Keine Stabilität: Trump stieg aus dem Pariser Klimaabkommen aus, Biden wieder ein

Insbesondere das Argument, die Macht müsse von den Bürokraten hin zu den gewählten Volksvertreterinnen und Volksvertretern verschoben werden, fiel bei der ersten dreieinhalbstündigen Vorverhandlung im Supreme Court auf fruchtbaren Boden. Zumindest bei den konservativen Richtern, die dort eine Mehrheit von sechs zu drei haben. So wetterte der von Präsident Trump eingesetzte Richter Brett Kavanaugh nicht ausdrücklich gegen die Regierungsbehörden, sondern vor allem gegen das Phänomen, dass die Präsidenten zunehmend per Erlass regieren würden, ohne sich eine Kongressmehrheit für ihr Handeln suchen zu müssen. Präsident Trump steigt aus dem Pariser Klimaabkommen aus, sein Nachfolger Biden tritt wieder bei. Auch ein großer Teil der Klimaschutzmaßnahmen der Biden-Regierung basiert auf präsidialen Erlassen. “Alle vier oder acht Jahre, wenn eine neue Regierung antritt, wird das System erschüttert”, sagte Kavanaugh, egal, ob es sich um Wettbewerbsrecht oder Umweltrecht handele. “Das ist keine Stabilität.”

Dem hält die Juristin Freeman entgegen, dass der Kongress durchaus die Freiheit habe, neue Gesetze zu beschließen und die Interpretationsfreiheit der Behörden zu beschränken. “Der Kongress hat viele Möglichkeiten, sich die Macht zurückzunehmen, wenn er das will.” Nur sei das US-Parlament ein völlig dysfunktionaler Gesetzgeber, der nicht einmal einen Haushalt beschließen könne. “Die Vorstellung, dass der Kongress Gesetze zum Umweltschutz, zur Regulierung von Lebens- und Arzneimitteln, zu Aktienmärkten und Verbraucherschutz regelmäßig aktualisieren kann, wenn ein neues Problem auftaucht – das ist ein Hirngespinst. So funktionieren eine moderne Wirtschaft und eine moderne Gesellschaft nicht.”

In diese Richtung argumentierte auch die liberale Verfassungsrichterin Elena Kagan in der Verhandlung.
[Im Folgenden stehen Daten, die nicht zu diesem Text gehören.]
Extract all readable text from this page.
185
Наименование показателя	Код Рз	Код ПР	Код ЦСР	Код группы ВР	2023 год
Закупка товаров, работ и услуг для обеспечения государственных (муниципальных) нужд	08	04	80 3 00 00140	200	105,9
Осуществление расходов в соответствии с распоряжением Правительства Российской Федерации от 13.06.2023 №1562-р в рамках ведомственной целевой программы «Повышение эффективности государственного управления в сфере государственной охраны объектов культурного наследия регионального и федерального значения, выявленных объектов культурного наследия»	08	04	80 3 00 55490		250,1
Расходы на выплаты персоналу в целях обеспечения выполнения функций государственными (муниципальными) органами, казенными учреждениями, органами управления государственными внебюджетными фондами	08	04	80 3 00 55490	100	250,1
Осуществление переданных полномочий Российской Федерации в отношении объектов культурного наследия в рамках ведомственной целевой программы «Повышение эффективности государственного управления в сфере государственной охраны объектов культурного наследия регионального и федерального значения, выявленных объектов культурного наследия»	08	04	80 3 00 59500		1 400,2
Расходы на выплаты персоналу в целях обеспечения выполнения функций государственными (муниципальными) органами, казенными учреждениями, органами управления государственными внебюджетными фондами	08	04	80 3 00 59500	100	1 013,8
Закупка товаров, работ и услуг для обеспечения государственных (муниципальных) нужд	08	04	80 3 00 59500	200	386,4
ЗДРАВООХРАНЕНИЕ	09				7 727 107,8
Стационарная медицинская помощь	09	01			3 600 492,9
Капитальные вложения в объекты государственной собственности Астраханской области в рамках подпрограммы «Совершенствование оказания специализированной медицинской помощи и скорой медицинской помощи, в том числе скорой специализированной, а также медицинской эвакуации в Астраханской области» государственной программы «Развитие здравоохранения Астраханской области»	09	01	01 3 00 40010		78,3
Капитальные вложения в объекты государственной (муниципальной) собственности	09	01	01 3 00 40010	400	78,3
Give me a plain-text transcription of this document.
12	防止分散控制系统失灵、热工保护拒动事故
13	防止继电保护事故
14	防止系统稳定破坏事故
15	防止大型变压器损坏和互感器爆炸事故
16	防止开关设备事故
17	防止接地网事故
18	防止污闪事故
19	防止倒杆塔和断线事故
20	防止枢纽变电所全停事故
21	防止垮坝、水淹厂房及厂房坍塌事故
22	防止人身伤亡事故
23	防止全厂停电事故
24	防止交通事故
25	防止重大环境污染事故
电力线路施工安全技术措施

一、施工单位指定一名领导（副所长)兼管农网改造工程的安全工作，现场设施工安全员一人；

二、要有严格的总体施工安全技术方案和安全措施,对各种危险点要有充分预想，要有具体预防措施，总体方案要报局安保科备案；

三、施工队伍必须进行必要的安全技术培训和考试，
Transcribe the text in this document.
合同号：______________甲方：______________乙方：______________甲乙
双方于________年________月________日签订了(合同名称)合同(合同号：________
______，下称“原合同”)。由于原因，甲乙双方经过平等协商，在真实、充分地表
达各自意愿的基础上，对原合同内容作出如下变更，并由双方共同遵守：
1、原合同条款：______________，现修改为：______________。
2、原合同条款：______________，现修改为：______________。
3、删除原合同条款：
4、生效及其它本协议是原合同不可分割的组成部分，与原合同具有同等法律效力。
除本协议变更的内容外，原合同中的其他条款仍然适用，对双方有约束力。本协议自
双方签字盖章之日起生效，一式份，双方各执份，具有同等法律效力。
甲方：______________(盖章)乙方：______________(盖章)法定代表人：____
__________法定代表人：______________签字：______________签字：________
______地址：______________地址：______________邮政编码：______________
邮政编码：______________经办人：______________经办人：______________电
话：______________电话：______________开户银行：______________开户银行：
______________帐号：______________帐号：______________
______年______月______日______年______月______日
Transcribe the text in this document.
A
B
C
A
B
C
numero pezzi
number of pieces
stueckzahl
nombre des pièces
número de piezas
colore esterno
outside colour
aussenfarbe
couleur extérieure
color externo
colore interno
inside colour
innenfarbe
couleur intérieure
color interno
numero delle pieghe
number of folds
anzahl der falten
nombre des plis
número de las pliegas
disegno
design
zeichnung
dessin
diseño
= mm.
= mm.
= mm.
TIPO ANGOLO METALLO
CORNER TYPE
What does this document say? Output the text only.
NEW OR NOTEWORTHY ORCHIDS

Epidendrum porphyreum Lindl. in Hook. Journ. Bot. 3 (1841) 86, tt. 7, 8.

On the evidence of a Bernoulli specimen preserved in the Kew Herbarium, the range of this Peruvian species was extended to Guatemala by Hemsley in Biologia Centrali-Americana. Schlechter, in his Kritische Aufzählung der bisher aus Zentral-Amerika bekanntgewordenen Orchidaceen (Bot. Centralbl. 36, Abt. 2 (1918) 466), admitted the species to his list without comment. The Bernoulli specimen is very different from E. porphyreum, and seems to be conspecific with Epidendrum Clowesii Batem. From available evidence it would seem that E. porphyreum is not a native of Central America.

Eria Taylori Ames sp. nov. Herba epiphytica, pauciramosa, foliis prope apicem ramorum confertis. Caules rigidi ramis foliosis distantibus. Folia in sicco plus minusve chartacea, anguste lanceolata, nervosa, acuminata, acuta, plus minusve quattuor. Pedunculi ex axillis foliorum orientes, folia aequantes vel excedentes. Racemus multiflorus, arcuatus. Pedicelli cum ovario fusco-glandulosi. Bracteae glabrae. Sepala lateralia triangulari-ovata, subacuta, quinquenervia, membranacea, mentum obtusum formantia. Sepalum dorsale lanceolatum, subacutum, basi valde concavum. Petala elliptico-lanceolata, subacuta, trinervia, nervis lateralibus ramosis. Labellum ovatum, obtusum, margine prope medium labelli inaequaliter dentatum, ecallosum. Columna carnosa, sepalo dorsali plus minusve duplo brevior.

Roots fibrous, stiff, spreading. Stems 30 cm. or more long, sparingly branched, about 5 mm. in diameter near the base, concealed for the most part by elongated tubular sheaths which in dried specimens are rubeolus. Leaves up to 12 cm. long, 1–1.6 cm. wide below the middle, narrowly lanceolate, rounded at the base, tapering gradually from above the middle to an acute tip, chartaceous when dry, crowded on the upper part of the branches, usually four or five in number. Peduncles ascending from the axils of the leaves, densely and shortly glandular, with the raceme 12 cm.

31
Sie brachte das Beispiel der Künstlichen Intelligenz – gerade auf dem Gebiet der Regulierung von Tech-Unternehmen tun sich die US-Parlamentarierinnen und -Parlamentarier schwer. “Der Kongress kann bei diesem Thema kaum eine Woche in die Zukunft sehen, geschweige denn ein Jahr oder ein Jahrzehnt”, sagte sie. “Will der Kongress, dass dieses Gericht über die politikrelevanten Fragen der KI entscheidet?”

Chevron Deference wird vielleicht nicht komplett kassiert

Damit sprach Kagan eine wahrscheinliche Konsequenz der höchstrichterlichen Entscheidung an: Sollten die Richter die Chevron-Doktrin kippen, wird nicht etwa das Parlament eine Serie neuer Umwelt- und Verbraucherschutzgesetze erlassen. Stattdessen werden viele Streitfälle zunächst vor lokalen Bundesrichtern, dann vor Appellationsgerichten und schließlich beim Supreme Court landen. Die nicht direkt legitimierten Richterinnen und Richter würden zu Entscheidern in politischen Fragen. “Das wird sehr chaotisch werden”, sagt Freeman, “aber unter dem Strich wird Regulierung erschwert und die Agenturen werden außer Gefecht gesetzt – und darum geht es ihnen.”

Wenn die Chevron-Doktrin fällt, dann haben die insgesamt 850 Bundesrichter im ganzen Land das Sagen in Streitfällen etwa zum Umweltrecht – und je nach deren politischer Ausrichtung werden die Urteile sehr unterschiedlich ausfallen. Die oberste Umweltbehörde EPA ist zuständig für die Umsetzung und Konkretisierung von mehr als 40 wichtigen Gesetzen, vom Clean Water Act bis zum Atomic Energy Act. Manche Expertinnen und Experten befürchten, dass große Firmen sogar alte Verfahren wieder aufrollen könnten, um industriefreundlichere Urteile zu bekommen. Und auch der Inflation Reduction Act (IRA) könnte verwässert werden: Denn ob seine Umsetzung wirkliche Effekte hat, hängt von den Details der Ausführungsbestimmungen ab.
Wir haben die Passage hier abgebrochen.